Websites can give rise to all of the risks above and more. With a website, you may open yourself up to additional liability risk. When posting a website, consider including these disclaimers.

Risks may arise from interstate commerce. Unless your goal is to solicit out-of-state business, it may also be prudent to make it clear that the content of your website is directed only at those who could potentially patronize your local place of business. If a toll-free number is provided, specify that it is strictly for the convenience of local patrons or clients, not a means of soliciting interstate commerce. Any ambiguity could subject you to litigation in another state.

[1] Springer, BL & Clarkson PM “Two cases of exertional rhabdomyolysis precipitated by personal trainers.” Med Sci Sports Exerc. 2003 Sep;35(9):1499-502. https://www.ncbi.nlm.nih.gov/pubmed/12972868; Last Retrieved 2 December 2016.

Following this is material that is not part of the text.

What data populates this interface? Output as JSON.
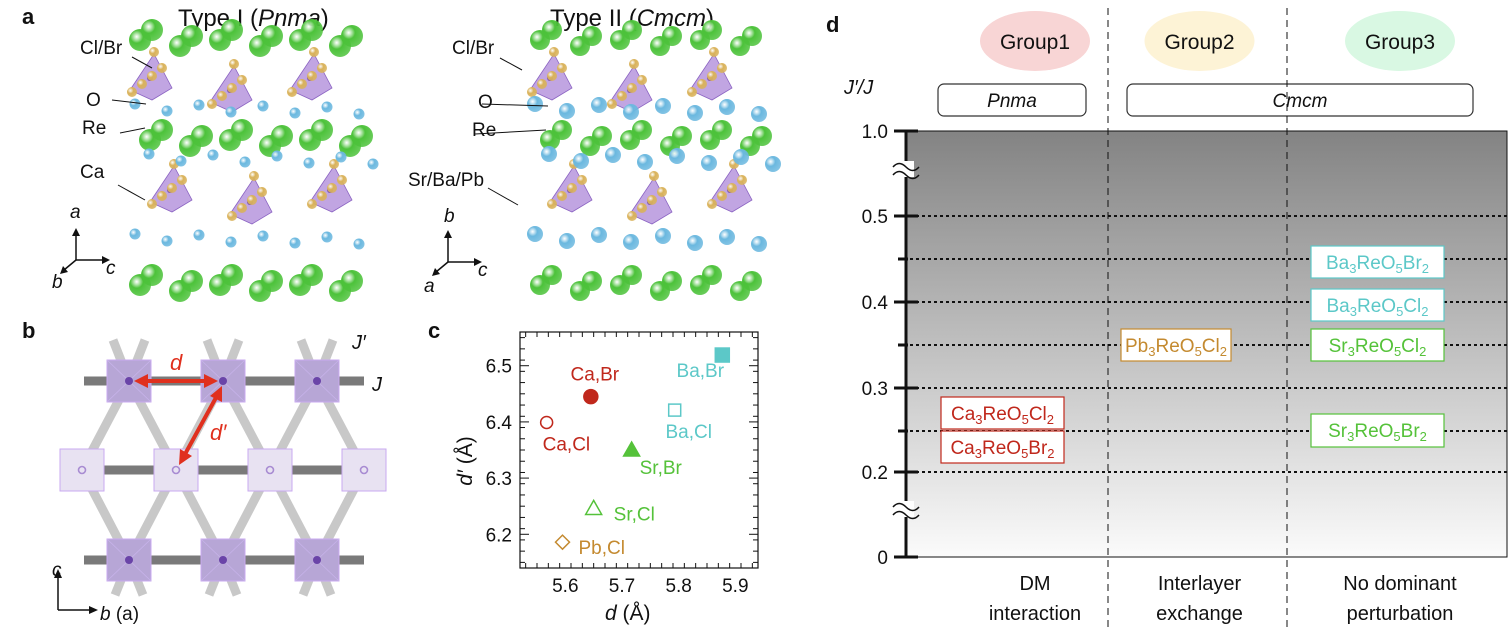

[2] The Health Insurance Portability and Accountability Act (42 United States Code § 1320d); While HIPAA has not been construed as applying to gyms and fitness facilities, or to personal trainers, massage therapists, nutritionists and other nonmedical wellness professionals, the definition of health care under the regulations is quite broad—including “preventive [care],” “rehabilitative [care]” and “maintenance” and “assessment” of “the physical or mental condition, or functional status of an individual that affects the structure or function of the body.” But the regulations and overall context indicate that “covered entities” are the more traditional providers of healthcare: doctors, hospitals, dentists, podiatrists, pharmacists, laboratories, optometrists and the like.